La solitude est aussi la marque d’un « état d’être », à savoir une façon de prouver son originalité face à une foule conformiste, une nécessité pour le créateur, une planète solitaire pour l’homme de génie, la star. Ainsi, la solitude peut constituer un indicateur des « pires stigmates » de notre société ( marginalité, lacune de reconnaissance, échec d’intégration sociale…) tout comme elle est aussi la marque d’une forme suprême d’autonomie (libre arbitre, capacité à faire se propres choix, à prendre des décisions).

Si l’on se penche sur la théorie sociologique, « la dialectique de la solitude » peut trouver une résonance dans l’opposition proposée par David Riesman (La foule solitaire, Artaud, 1964, p 316) entre autonomie et anomie :

  • L’Autonome : est celui qui tout en restant en conformité avec les normes de la société conserve son libre arbitre qui lui permet d’adopter un comportement en accord ou en désaccord avec les normes de la société.

  • L’Anomique : est un individu qui n’a pas la faculté de se conformer aux normes de la société dont il fait partie.


Ainsi, nous comprenons tout l’enjeu de cette tension qui réside pour chaque individu entre un conformisme social exacerbé et l’Anomie, sur fond d’épanouissement et de vie pleine.
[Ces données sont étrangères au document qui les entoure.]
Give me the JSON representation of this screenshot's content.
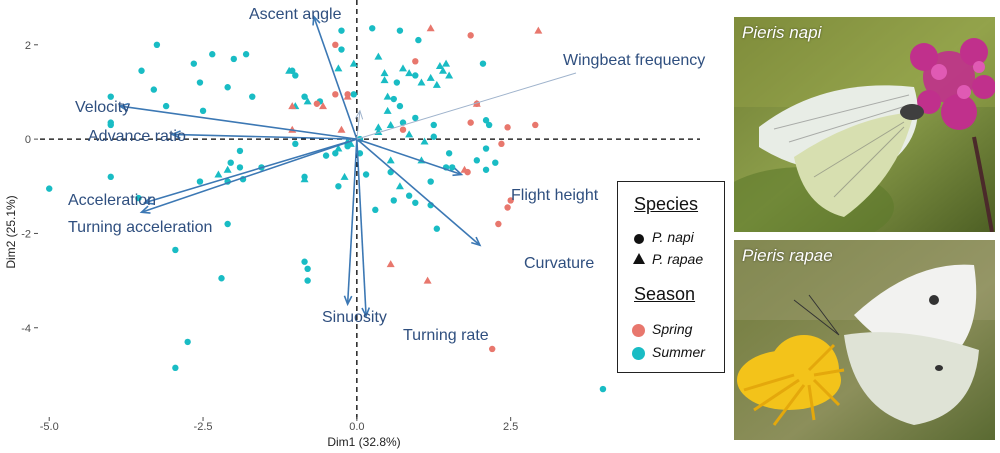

Cette problématique éthique peut s’entre-mêler avec une problématique psychologique et conduire dans certains cas à un repli défensif du sentiment de solitude qui peut se muer en « sentiment d’autosuffisance : je n’ai besoin de personne » ou de retrait de type paranoïaque : « je suis seul contre tous » ou encore de Misanthropie : « Je suis seul au milieu d’une humanité méprisable ».

Chaque individu est donc selon l’expression de Winnicott amené à cultiver sa « capacité d’être seul en présence d’autrui » (Winnicott, 1958).


Bibliographie


  • Dupont, S. La solitude, condition de l’individu contemporain. Le débat, 174 (2), 130-145.

  • (2010). Solitude psychologique, mécanismes de défense et symptômes. Dans : S. Dupont, Seul parmi les autres : le sentiment de solitude chez l’enfant et l’adolescent ( pp. 211-264), Toulouse, France : ERES.

  • Fabre, N. (2007). Solitude, Solitudes. Imaginaire et Inconscient, 20 (2), 7-14.

  • Perrin, C. (2009). Levinas et l’autre solitude. Philosophie, 102 (3), 45-62.